So it's April 29th, a full month and nine days since the first day of spring. And when I threw a few burgers on the grill tonight (because I just can't wait for the weather anymore) it was actually sleeting. Now I don't mind cold weather. I love it compared to the heat. But I'm starting to think there isn't going to be a spring this year. I have a
feeling summer is going to just appear and beam down heat and humidity.
But regardless of whether Mother Nature wants to believe it or not, the spring months are upon us which means the end of the semester and more time to do the things we want. The piles of books, movies, television shows, and games have stacked themselves pretty high this year and the subtle lure of a bonfire has been not so subtle lately.
First up on the list is The Last of Us: Left Behind. I have to confess I couldn't wait for the end of the semester (should probably get that portfolio turned in. . .) to start this dlc prequel to one of the greatest games of all time. For those of you who never played The Last of Us . . . I see the hole in your life and I'm sorry. And for those of you that have experienced what the geniuses at Naughty Dog delivered to us last year - well I don't have to say much more than that. Laura Hudson over at Wired called Left Behind, 'the video game that finally made me feel like a human being.' Read her entire take on the game here. And 70% through it, I full-heardetly agree. That's what Naughty Dog does though. They grab us and they won't let go until before we know the ride is over and we are left sitting there with a dazed look on our faces and the words . . . what. . . just . . . happened? On the tips of our tongue. But we know damn well what just happened, not just because we played the game, but because we lived alongside the characters.

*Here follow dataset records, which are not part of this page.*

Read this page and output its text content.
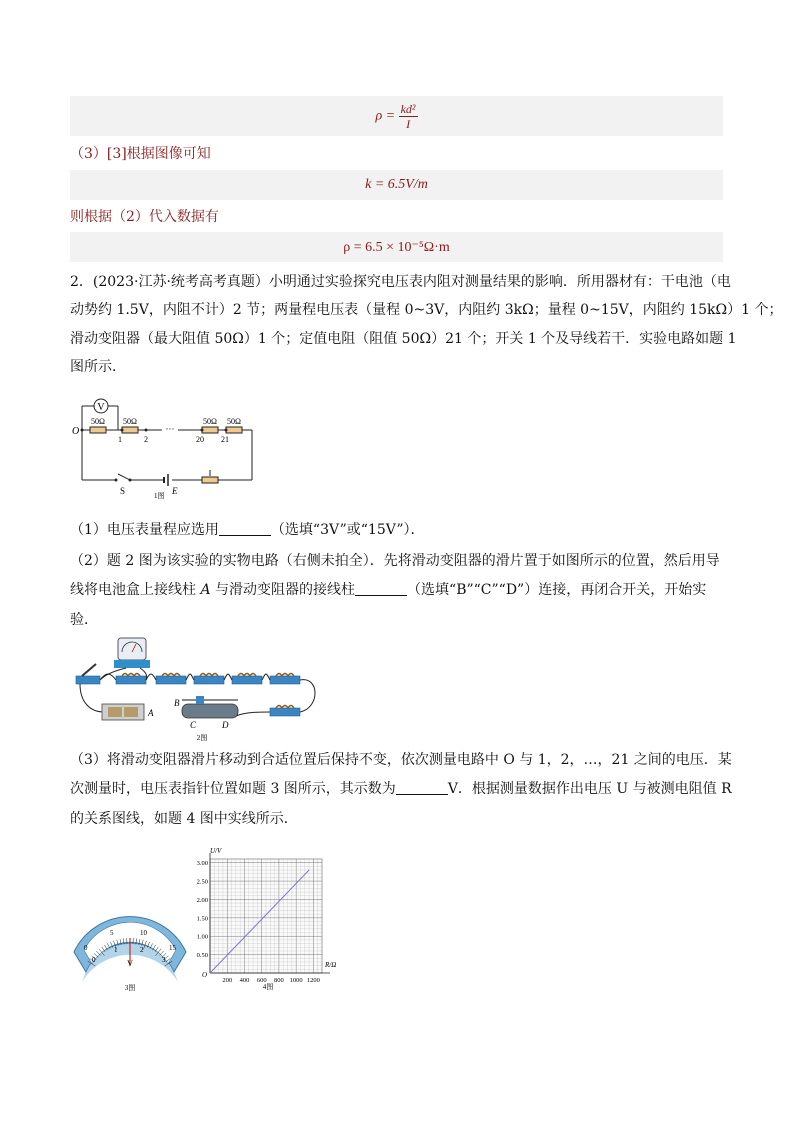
$\rho = \frac{\text{kd²}}{I}$
（3）[3]根据图像可知
k = 6.5V/m
则根据（2）代入数据有
ρ = 6.5 × 10⁻⁵Ω·m
2．(2023·江苏·统考高考真题）小明通过实验探究电压表内阻对测量结果的影响．所用器材有：干电池（电
动势约 1.5V，内阻不计）2 节；两量程电压表（量程 0~3V，内阻约 3kΩ；量程 0~15V，内阻约 15kΩ）1 个；
滑动变阻器（最大阻值 50Ω）1 个；定值电阻（阻值 50Ω）21 个；开关 1 个及导线若干．实验电路如题 1
图所示．
V
O
50Ω 50Ω	50Ω 50Ω
1	2
···
20 21
S	E
1图
（1）电压表量程应选用	（选填“3V”或“15V”）．
（2）题 2 图为该实验的实物电路（右侧未拍全）．先将滑动变阻器的滑片置于如图所示的位置，然后用导
线将电池盒上接线柱 A 与滑动变阻器的接线柱	（选填“B”“C”“D”）连接，再闭合开关，开始实
验．
A
B
C	D
2图
（3）将滑动变阻器滑片移动到合适位置后保持不变，依次测量电路中 O 与 1，2，…，21 之间的电压．某
次测量时，电压表指针位置如题 3 图所示，其示数为	V．根据测量数据作出电压 U 与被测电阻值 R
的关系图线，如题 4 图中实线所示．
0
5	10
15
0
1	2
3
V
3图
200 400 600 800 1000 1200
0.50
1.00
1.50
2.00
2.50
3.00
U/V
R/Ω
O
4图
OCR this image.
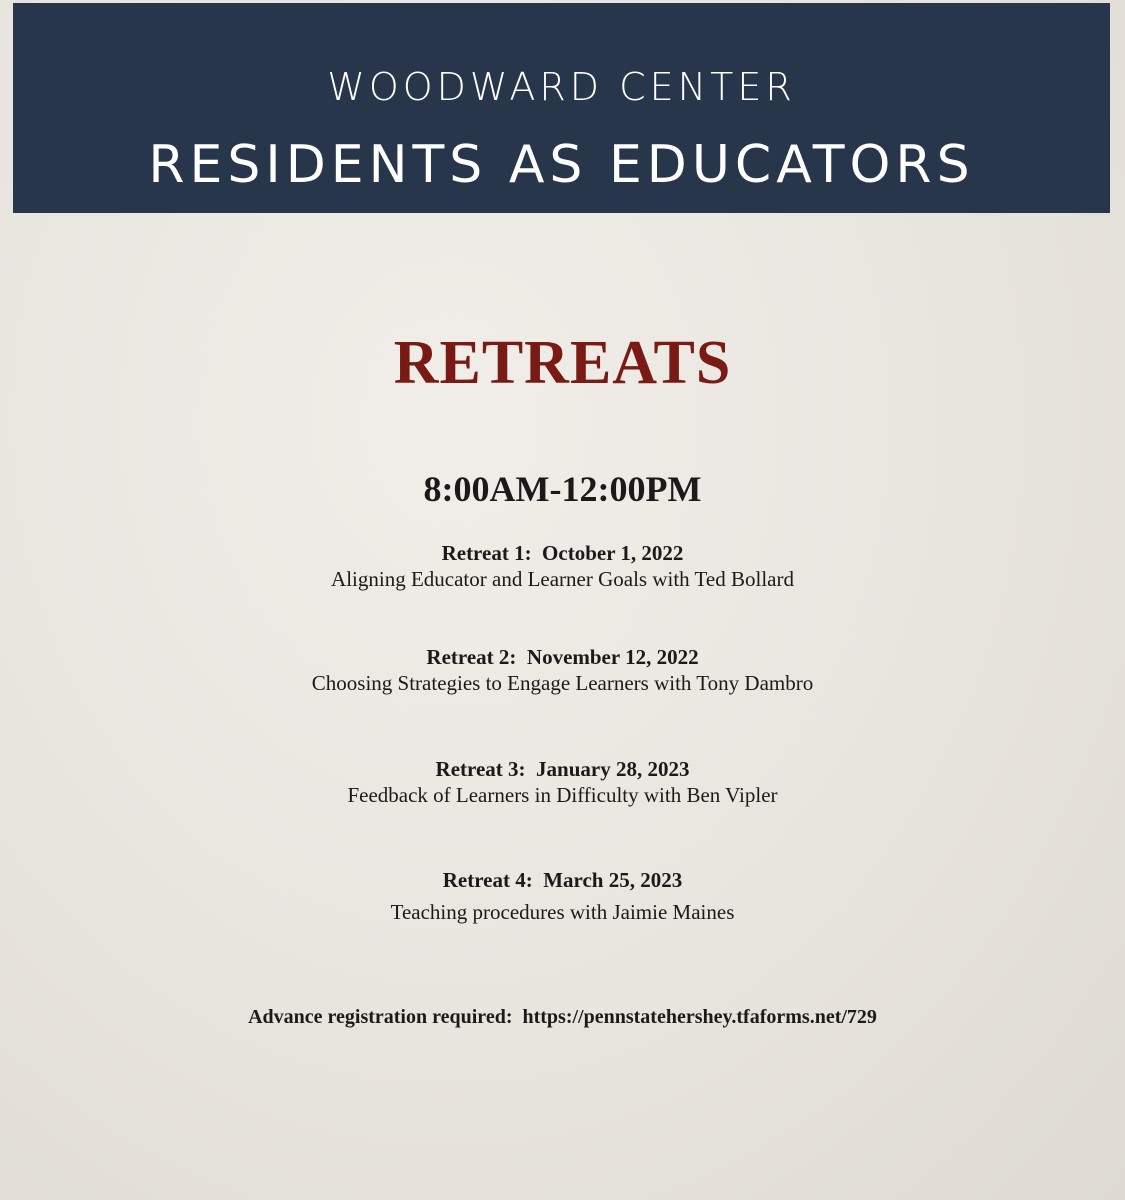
WOODWARD CENTER
RESIDENTS AS EDUCATORS
RETREATS
8:00AM-12:00PM
Retreat 1:  October 1, 2022
Aligning Educator and Learner Goals with Ted Bollard
Retreat 2:  November 12, 2022
Choosing Strategies to Engage Learners with Tony Dambro
Retreat 3:  January 28, 2023
Feedback of Learners in Difficulty with Ben Vipler
Retreat 4:  March 25, 2023
Teaching procedures with Jaimie Maines
Advance registration required:  https://pennstatehershey.tfaforms.net/729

I may be partially biased when saying all of this because of my love for Nathan Drake and the Uncharted series that Naughty Dog is also behind, but The Last of Us (and Left Behind) is a different animal. It's a different everything. It's fair to say that the goal behind any media from books to music, from movies to video games, is not only to entertain but to leave a resonating feeling with the reader or viewer. And while most survival horror games leave us with fear (keep in mind there are plenty of instances during this game when you want to say umm no and pull your headphones off) but what really sets The Last of Us aside from the others and what drives it into our souls like a knife is the moral grey areas that it addresses.
In a recent interview with The Writer's Chronicle, Richard Bausch said, ". . . We are creatures who die, and know that we die, and know also that we know. And yet we can sing and laugh and play, and for me that is bravery of a high order. . . Even the happiest event is fraught with it, [trouble] because we all know that the one promise life always keeps is suffering. Loss. Confusion. Grief."
The Last of Us is a dark game. And it features fully rounded characters that are faced with horrible decisions while trying not only to survive, but to find any reason to smile. And it lingers. The original game has been out for almost a year and I still think about it from time to time and I know several friends that do too. And while Left Behind is not a necessary prequel, the original game is perfectly complete in that way, it gives such a detailed glimpse into Ellie's life before her encounter with Joel that playing through the original game again will only make you feel stronger for the situation she's in and the choices she is forced to make.
And I think that is what makes for amazing characters and amazing experiences with these characters. What Naughty Dog and Richard Bausch both accomplish is something that every writer should strive to accomplish. Their characters are flawed, but they are doing their best in dire and sometimes not-so-dire situations. Whether it be a fourteen year old girl forced to kill or be killed, or a priest and his relationship with faith (Bausch, Sixty-Five Million Years)
Now that I've digressed enough, let's jump back to other things I'm looking forward to. I recently saw the trailer to Night Moves, an eco-thriller starring Jesse Eisenberg and cannot wait to see this movie. Along with that, I'm looking forward to Eli Roth's The Green Inferno, and the minimalist movie starring Tom Hardy 'Locke' which actually hit theaters a few days ago.
Upcoming in July is the US release of Cataveiro, the second book in the Osiris Project Trilogy by British sci-fi and fantasy writer E. J. Swift and that is going to make a great addition to the bookshelf.